Whittier was an interesting place.  I noticed the differences between it and other Alaskan sea ports as I drew near.  For starters the harbor had pleasure boats moored.  The idea of boating for pleasure in Alaska seemed rather perverse to me.  Yet in the brief time I had spent in Prince William Sound I could understand it.  The waters were so calm and the area so beautiful, it did indeed seem like a great place to go boating for fun.  The other thing out of place were the twin high-rise buildings.

You can drive to Whittier, but no road goes there.  A puzzle, but true.  Whittier is less than fifty air miles from Anchorage but a pair of high mountains separate the village and the city.  During World War Two the United States Navy needed a safe harbor for it's war ships, a place were the water didn't freeze and a place safe from the threat of submarines.  Whittier was just the place.  The water of Prince William Sound never froze and there was no way a submarine could make it to Whittier without being detected.
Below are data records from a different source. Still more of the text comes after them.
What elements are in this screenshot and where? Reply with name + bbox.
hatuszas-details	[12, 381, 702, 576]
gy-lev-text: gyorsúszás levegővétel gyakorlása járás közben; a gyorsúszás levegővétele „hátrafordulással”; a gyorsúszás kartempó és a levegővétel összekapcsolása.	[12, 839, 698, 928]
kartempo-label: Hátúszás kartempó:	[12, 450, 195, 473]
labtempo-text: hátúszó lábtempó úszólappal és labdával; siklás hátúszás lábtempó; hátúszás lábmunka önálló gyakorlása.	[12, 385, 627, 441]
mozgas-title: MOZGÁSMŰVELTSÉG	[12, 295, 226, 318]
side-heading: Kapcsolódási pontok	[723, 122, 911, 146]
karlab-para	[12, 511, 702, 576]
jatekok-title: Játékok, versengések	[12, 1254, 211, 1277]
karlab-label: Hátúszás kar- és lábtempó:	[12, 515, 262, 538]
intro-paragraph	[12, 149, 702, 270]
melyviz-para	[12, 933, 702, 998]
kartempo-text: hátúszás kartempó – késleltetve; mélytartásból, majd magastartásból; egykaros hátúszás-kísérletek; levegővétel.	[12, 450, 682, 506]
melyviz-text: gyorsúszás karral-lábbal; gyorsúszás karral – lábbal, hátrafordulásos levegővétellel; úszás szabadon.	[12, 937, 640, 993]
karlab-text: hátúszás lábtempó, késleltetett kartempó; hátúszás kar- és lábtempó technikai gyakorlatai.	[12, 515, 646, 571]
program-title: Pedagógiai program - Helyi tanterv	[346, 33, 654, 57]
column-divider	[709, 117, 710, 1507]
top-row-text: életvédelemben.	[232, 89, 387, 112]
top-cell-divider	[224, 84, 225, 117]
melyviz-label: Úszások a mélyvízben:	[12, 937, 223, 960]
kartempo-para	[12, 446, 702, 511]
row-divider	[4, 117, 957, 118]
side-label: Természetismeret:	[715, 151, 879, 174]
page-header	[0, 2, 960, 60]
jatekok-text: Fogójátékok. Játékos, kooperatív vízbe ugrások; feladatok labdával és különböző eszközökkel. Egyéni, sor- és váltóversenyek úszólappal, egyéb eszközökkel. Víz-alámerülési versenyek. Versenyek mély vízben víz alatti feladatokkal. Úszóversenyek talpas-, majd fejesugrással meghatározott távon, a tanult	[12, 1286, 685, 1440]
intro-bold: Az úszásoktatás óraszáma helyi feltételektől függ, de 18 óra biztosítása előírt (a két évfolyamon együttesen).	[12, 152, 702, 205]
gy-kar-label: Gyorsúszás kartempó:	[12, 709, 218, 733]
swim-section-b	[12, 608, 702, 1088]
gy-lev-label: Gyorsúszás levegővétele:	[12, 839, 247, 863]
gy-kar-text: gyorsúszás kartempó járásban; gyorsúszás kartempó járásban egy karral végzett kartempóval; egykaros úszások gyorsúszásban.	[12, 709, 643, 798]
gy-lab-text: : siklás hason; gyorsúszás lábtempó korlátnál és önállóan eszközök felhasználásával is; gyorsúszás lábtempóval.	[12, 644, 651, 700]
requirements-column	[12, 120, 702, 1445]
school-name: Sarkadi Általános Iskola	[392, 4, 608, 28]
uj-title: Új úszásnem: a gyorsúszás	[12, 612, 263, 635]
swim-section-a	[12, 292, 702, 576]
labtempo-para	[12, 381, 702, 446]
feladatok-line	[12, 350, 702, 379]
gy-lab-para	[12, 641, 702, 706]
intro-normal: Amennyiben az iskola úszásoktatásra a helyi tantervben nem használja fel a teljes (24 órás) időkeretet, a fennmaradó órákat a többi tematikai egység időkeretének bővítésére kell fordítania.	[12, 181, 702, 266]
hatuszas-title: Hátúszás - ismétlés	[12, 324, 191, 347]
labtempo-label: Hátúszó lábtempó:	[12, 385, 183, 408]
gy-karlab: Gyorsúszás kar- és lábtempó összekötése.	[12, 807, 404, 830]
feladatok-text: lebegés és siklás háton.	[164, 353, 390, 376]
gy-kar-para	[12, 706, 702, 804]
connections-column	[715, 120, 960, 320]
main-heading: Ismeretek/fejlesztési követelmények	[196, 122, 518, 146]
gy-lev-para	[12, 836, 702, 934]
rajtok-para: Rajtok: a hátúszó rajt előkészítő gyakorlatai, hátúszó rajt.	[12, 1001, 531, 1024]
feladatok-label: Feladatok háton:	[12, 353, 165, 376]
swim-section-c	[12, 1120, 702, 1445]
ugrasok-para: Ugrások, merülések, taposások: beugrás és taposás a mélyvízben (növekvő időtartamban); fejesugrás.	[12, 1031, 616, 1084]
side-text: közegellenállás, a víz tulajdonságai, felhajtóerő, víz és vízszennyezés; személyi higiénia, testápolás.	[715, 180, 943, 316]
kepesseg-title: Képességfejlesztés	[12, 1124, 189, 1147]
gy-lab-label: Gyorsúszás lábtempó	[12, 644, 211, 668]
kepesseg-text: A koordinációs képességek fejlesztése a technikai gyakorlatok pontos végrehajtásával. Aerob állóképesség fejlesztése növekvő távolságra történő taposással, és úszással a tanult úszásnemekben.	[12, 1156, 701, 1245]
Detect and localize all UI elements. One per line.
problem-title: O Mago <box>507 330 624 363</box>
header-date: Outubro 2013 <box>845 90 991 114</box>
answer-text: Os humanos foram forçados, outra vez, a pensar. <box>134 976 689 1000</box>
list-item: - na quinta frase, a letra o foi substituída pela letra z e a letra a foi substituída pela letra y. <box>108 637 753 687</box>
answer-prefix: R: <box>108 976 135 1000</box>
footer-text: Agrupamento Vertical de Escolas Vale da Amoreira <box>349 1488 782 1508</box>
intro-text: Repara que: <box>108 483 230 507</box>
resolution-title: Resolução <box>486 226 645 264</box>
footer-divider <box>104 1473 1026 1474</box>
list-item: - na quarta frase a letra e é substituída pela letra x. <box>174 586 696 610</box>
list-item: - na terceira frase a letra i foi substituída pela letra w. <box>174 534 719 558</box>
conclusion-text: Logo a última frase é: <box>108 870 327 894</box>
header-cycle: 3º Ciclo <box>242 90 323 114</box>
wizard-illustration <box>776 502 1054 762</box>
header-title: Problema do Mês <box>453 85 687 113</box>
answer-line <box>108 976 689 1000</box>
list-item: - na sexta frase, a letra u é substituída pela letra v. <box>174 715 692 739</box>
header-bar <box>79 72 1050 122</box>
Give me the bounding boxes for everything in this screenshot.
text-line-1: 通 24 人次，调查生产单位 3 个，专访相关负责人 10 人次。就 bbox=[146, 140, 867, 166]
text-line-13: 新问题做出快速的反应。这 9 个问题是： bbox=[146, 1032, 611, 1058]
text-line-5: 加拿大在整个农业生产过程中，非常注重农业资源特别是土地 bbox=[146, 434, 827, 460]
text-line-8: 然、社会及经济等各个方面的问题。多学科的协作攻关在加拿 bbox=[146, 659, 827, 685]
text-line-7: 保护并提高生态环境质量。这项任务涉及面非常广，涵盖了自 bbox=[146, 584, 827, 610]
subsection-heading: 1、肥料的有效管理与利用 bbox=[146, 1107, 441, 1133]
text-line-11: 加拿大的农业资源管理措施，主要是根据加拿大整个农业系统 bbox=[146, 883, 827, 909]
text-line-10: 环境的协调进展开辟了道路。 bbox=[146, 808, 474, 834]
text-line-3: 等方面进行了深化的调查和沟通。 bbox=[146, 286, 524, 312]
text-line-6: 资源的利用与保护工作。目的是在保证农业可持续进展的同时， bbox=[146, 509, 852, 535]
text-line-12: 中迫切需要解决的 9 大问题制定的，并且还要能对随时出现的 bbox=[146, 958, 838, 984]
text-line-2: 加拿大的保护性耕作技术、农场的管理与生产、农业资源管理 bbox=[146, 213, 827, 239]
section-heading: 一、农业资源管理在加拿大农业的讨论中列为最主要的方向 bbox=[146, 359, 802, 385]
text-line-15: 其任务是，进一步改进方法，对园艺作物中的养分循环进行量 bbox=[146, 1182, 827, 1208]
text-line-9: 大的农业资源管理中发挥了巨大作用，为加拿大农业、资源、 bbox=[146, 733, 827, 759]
To make Whittier accessible by land the Army Corp of Engineers cut a narrow tunnel through each of the two mountains then laid a train track to connect Whittier to the road leading to Anchorage.  The tunnels were just wide enough for a single train to pass through.  It was so narrow a person in one of the tunnels when a train passed would be crushed.  They also built a large fuel tank farm and refueling facilities.  The land around the village is narrow and sparse.  Like most of the area in Prince William Sound, the transition from deep water to high mountain is quick.  Whittier's land was wider than normal for the area, but not enough to house all the support personal the military needed.  For this reason they built a matching pair of high-rise buildings.  Those buildings would look odd anywhere in Alaska, but on this tiny stretch of remote land they were completely alien.

One of the buildings had been empty since the military left after the war.  With a handful of exceptions, everyone who lived in Whittier lived in the other building.  That building also housed all shops, stores, bars and restaurants, with the exception of a restaurant on the water that catered to tourist.  Those tourist either came in either by train or cruise ship.  Either way they only stayed for the day because there were no motel rooms.  Whittier is a different kind of place.

From town I called Mary and asked her to pick me up.  I didn't think my knee we shattered, but I couldn't fish until I recovered.